先日、養老孟司さんの「遺言」という本を買った時に一緒に買い求めた本がある。
「西田幾多郎 無私の思想と日本人」 佐伯啓思:著 新潮新書
哲学というと、何か小難しい学問だと敬遠されることが多いが、実は違う。
如何に生きるかを考えること、すなわち哲学であり、
全ての人は生きている以上自覚せずとも日々哲学を体現していると言える。
では、哲学者として知られる著名人の著作に何を学ぶかというと、思考の道筋を参考にさせてもらうというほどのことだろう。

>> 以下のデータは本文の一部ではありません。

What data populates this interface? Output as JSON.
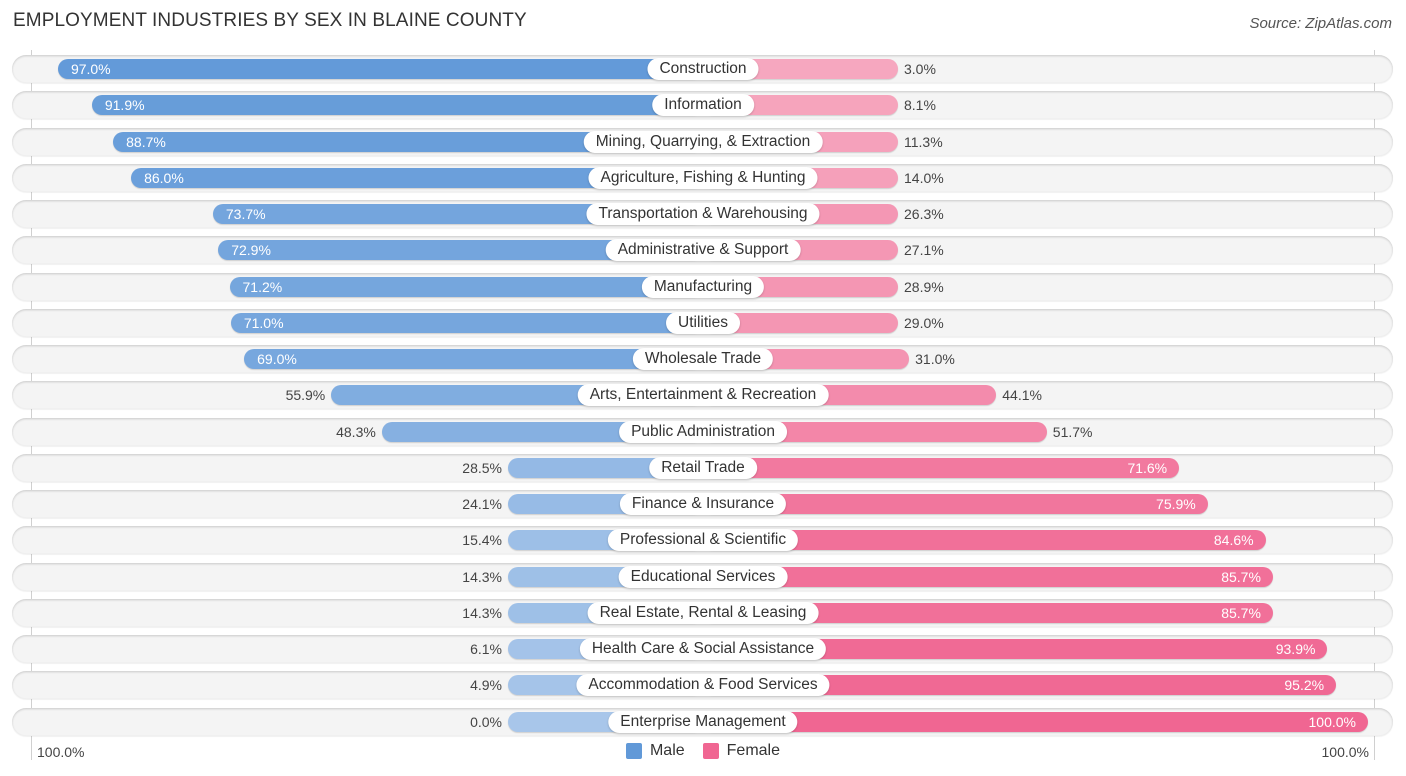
{
  "header": {
    "title": "EMPLOYMENT INDUSTRIES BY SEX IN BLAINE COUNTY",
    "source": "Source: ZipAtlas.com"
  },
  "colors": {
    "male_strong": "#6199d8",
    "male_light": "#a8c6ea",
    "female_strong": "#f06692",
    "female_light": "#f6a9c0"
  },
  "chart_data": {
    "type": "bar",
    "orientation": "horizontal-diverging",
    "title": "EMPLOYMENT INDUSTRIES BY SEX IN BLAINE COUNTY",
    "categories": [
      "Construction",
      "Information",
      "Mining, Quarrying, & Extraction",
      "Agriculture, Fishing & Hunting",
      "Transportation & Warehousing",
      "Administrative & Support",
      "Manufacturing",
      "Utilities",
      "Wholesale Trade",
      "Arts, Entertainment & Recreation",
      "Public Administration",
      "Retail Trade",
      "Finance & Insurance",
      "Professional & Scientific",
      "Educational Services",
      "Real Estate, Rental & Leasing",
      "Health Care & Social Assistance",
      "Accommodation & Food Services",
      "Enterprise Management"
    ],
    "series": [
      {
        "name": "Male",
        "values": [
          97.0,
          91.9,
          88.7,
          86.0,
          73.7,
          72.9,
          71.2,
          71.0,
          69.0,
          55.9,
          48.3,
          28.5,
          24.1,
          15.4,
          14.3,
          14.3,
          6.1,
          4.9,
          0.0
        ],
        "labels": [
          "97.0%",
          "91.9%",
          "88.7%",
          "86.0%",
          "73.7%",
          "72.9%",
          "71.2%",
          "71.0%",
          "69.0%",
          "55.9%",
          "48.3%",
          "28.5%",
          "24.1%",
          "15.4%",
          "14.3%",
          "14.3%",
          "6.1%",
          "4.9%",
          "0.0%"
        ]
      },
      {
        "name": "Female",
        "values": [
          3.0,
          8.1,
          11.3,
          14.0,
          26.3,
          27.1,
          28.9,
          29.0,
          31.0,
          44.1,
          51.7,
          71.6,
          75.9,
          84.6,
          85.7,
          85.7,
          93.9,
          95.2,
          100.0
        ],
        "labels": [
          "3.0%",
          "8.1%",
          "11.3%",
          "14.0%",
          "26.3%",
          "27.1%",
          "28.9%",
          "29.0%",
          "31.0%",
          "44.1%",
          "51.7%",
          "71.6%",
          "75.9%",
          "84.6%",
          "85.7%",
          "85.7%",
          "93.9%",
          "95.2%",
          "100.0%"
        ]
      }
    ],
    "axis": {
      "left_label": "100.0%",
      "right_label": "100.0%",
      "range": [
        -100,
        100
      ]
    },
    "legend": [
      {
        "name": "Male",
        "color": "#6199d8"
      },
      {
        "name": "Female",
        "color": "#f06692"
      }
    ],
    "legend_position": "bottom-center"
  }
}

人はそれぞれゼロからスタートして、その生を終えるまで、
面倒くさくなったからと誰かに人生を肩代わりしてもらうことはできない。
地球上の人類の歴史が何千何万年であろうと、個人の歴史は長くても百年である。
その限られた時間内で「いかに生きるか」と考える時間は限られている。
全ての人が自分の人生観を手探りするしかないのだが、
その暗闇に道しるべの明かりを灯してくれるのが哲学者と呼ばれる先人の言葉の数々であろう。
そこに万人共通の答えがあるわけではない。
それぞれの人が自分の腑に落ちる言葉を選んで自らの生き方の参考にするしかない。
哲学とは、それで良いのだと思う。
「真実一路の道なれど 真実、鈴ふり、思い出す」
まさに今、西田幾多郎の「哲学の道」を(京都にある名所ではなく)頭の中でたどりながら、鈴を振ってみようと思う。